Auch der ehemalige Befehlshaber der US-Armee in Europa, Ben Hodges, äußerte scharfe Kritik am Vorgehen von US-Präsident Donald Trump und seiner Regierung. „Die Vorgehensweise dieser Regierung war von Anfang an zum Scheitern verurteilt, weil sie die Ursprünge des Krieges, die Geschichte und die Geografie nie verstanden oder sich dafür interessiert hat“, schrieb der ehemalige US-General. „Sie verstehen nicht, warum die Ukrainer so erbittert kämpfen, und es ist ihnen auch egal. Also hält Putin sie einfach hin“, fügte er mit Blick auf die US-Regierung hinzu.
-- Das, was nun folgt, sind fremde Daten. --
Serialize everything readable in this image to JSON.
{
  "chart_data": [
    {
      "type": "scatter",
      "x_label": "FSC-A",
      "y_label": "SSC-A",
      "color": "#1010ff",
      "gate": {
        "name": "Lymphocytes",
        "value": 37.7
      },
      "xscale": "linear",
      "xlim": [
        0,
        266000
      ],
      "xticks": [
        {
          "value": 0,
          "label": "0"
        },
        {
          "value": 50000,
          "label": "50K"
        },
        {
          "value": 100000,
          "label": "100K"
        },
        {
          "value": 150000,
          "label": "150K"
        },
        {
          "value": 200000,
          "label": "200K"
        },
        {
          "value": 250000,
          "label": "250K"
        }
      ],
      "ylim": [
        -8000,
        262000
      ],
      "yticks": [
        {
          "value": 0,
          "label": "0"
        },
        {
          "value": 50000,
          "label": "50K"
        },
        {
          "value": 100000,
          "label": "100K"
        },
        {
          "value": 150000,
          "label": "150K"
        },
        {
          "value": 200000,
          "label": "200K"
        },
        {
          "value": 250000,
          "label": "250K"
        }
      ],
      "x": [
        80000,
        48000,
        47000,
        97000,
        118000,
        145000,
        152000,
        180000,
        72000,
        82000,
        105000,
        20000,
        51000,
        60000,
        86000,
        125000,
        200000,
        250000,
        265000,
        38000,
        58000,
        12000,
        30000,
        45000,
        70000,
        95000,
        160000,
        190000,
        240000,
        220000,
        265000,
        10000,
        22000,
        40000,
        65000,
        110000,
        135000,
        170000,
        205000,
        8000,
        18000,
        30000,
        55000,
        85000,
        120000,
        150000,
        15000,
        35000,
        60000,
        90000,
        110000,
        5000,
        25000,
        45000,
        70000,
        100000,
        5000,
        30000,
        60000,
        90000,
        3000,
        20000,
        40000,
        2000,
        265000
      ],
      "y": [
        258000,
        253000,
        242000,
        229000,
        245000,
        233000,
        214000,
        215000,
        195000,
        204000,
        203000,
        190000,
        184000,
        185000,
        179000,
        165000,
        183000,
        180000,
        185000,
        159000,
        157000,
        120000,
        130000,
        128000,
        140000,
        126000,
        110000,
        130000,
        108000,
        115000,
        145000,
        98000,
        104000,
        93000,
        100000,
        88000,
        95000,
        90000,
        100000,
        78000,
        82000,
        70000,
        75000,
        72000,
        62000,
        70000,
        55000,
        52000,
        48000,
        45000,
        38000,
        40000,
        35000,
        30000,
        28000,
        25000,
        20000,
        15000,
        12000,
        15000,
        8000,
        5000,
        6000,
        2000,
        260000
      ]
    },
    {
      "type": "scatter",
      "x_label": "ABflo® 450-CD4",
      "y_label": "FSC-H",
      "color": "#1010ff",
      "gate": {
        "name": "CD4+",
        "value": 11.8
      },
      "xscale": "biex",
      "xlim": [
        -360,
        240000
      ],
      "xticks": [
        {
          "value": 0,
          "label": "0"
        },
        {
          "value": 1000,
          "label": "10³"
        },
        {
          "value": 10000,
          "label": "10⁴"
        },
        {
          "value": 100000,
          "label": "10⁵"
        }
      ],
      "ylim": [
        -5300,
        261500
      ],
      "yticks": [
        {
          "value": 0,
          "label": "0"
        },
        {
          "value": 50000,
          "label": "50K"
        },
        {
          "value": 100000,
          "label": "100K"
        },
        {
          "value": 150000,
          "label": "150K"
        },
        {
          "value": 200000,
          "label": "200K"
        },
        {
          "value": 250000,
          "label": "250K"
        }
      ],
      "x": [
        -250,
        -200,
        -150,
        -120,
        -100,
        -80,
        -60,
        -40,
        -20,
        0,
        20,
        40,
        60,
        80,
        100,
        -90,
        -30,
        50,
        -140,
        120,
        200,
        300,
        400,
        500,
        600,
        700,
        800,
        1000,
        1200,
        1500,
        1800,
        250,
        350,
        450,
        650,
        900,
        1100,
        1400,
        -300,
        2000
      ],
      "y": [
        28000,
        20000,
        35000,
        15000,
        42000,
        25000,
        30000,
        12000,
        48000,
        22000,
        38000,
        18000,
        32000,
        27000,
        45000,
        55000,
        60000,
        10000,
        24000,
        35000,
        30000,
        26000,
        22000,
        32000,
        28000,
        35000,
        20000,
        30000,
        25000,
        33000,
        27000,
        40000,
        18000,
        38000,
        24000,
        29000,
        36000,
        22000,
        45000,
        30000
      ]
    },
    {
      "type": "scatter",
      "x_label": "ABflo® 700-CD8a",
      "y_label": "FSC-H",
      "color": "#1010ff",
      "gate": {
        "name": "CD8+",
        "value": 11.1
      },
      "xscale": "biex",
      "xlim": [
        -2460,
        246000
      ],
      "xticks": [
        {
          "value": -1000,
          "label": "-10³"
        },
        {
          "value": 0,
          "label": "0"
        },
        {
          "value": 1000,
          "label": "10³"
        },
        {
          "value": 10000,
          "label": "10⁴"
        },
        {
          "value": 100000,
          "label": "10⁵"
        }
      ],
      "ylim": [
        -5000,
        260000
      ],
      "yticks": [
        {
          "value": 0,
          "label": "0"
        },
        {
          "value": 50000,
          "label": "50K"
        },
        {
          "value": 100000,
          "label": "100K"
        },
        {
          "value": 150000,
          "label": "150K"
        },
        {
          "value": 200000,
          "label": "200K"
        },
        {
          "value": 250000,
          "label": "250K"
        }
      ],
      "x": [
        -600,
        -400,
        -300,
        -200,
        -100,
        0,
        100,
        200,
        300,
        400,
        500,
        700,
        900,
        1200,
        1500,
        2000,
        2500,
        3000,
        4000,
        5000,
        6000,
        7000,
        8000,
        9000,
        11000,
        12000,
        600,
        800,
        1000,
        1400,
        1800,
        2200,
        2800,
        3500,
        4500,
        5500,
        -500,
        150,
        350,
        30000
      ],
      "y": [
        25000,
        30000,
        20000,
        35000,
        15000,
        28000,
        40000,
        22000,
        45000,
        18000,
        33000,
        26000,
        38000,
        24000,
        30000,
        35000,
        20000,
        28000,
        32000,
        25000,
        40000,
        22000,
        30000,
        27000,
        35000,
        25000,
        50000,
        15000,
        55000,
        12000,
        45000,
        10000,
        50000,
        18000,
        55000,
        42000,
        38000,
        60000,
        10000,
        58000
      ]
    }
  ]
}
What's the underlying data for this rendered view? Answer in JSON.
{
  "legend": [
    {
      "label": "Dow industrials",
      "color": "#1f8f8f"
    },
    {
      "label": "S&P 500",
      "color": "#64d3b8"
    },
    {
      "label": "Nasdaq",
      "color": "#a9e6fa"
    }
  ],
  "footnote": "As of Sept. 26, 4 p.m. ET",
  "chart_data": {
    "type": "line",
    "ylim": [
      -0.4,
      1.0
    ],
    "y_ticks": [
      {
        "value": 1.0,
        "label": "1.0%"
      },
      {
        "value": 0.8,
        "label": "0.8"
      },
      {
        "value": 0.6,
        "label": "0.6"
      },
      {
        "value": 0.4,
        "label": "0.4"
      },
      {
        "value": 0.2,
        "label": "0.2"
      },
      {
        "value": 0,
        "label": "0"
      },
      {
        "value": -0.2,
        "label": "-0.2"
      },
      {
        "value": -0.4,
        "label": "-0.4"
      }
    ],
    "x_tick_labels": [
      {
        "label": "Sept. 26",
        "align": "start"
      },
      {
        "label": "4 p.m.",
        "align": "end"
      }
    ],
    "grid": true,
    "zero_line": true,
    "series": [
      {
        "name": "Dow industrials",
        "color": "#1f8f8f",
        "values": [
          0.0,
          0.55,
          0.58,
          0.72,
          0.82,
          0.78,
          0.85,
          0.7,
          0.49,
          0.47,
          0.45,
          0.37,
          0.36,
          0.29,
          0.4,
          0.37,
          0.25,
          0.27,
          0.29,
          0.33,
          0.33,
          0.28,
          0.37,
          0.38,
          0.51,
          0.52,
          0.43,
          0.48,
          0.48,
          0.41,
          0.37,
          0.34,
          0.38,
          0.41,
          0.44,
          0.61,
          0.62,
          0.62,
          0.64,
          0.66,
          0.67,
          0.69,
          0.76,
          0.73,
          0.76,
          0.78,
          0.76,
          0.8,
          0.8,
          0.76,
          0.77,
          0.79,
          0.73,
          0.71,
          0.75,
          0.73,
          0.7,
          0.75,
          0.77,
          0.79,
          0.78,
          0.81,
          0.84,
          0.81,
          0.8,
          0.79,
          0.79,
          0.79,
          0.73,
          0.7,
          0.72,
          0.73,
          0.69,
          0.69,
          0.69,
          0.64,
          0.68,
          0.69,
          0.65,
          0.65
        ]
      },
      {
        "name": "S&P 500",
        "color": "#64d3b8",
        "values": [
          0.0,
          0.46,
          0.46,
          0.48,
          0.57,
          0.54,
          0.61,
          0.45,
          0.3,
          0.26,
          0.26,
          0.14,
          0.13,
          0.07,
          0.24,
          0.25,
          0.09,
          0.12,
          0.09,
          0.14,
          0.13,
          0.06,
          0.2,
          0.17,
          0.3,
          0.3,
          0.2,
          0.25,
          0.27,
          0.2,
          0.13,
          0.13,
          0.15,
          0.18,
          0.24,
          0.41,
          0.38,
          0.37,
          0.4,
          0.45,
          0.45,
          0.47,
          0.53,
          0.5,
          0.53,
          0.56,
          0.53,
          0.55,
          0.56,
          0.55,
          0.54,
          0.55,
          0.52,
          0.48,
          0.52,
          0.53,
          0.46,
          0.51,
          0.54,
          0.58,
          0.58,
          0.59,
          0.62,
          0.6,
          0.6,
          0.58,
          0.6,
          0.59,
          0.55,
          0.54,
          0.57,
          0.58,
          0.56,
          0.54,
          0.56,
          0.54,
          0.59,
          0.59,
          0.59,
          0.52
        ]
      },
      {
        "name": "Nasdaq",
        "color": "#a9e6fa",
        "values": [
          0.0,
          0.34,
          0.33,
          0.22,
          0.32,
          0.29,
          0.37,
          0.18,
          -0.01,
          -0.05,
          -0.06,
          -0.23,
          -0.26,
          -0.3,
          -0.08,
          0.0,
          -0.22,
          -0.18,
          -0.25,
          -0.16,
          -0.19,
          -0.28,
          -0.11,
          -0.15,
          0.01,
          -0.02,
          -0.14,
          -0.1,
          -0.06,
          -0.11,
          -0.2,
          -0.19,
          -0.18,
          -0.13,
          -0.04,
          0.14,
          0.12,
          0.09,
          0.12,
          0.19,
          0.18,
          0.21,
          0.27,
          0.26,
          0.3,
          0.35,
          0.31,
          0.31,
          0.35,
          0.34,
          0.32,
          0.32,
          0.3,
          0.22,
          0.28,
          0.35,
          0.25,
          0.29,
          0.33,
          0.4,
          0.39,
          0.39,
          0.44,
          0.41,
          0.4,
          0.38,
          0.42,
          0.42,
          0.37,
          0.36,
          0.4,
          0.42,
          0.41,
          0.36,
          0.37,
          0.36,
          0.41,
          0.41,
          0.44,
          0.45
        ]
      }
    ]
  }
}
Russland-Experte: „Putin geht keine Kompromisse ein“
Die Einschätzung europäischer Russland-Experten fällt derweil ähnlich aus. „Putin geht keine Kompromisse ein, es sei denn, man zwingt ihn dazu. Das sollte eigentlich seit 24.02.2022 bekannt sein“, schrieb etwa der Politik-Analyst Alexander Dubowy zu den Signalen aus Moskau bei X.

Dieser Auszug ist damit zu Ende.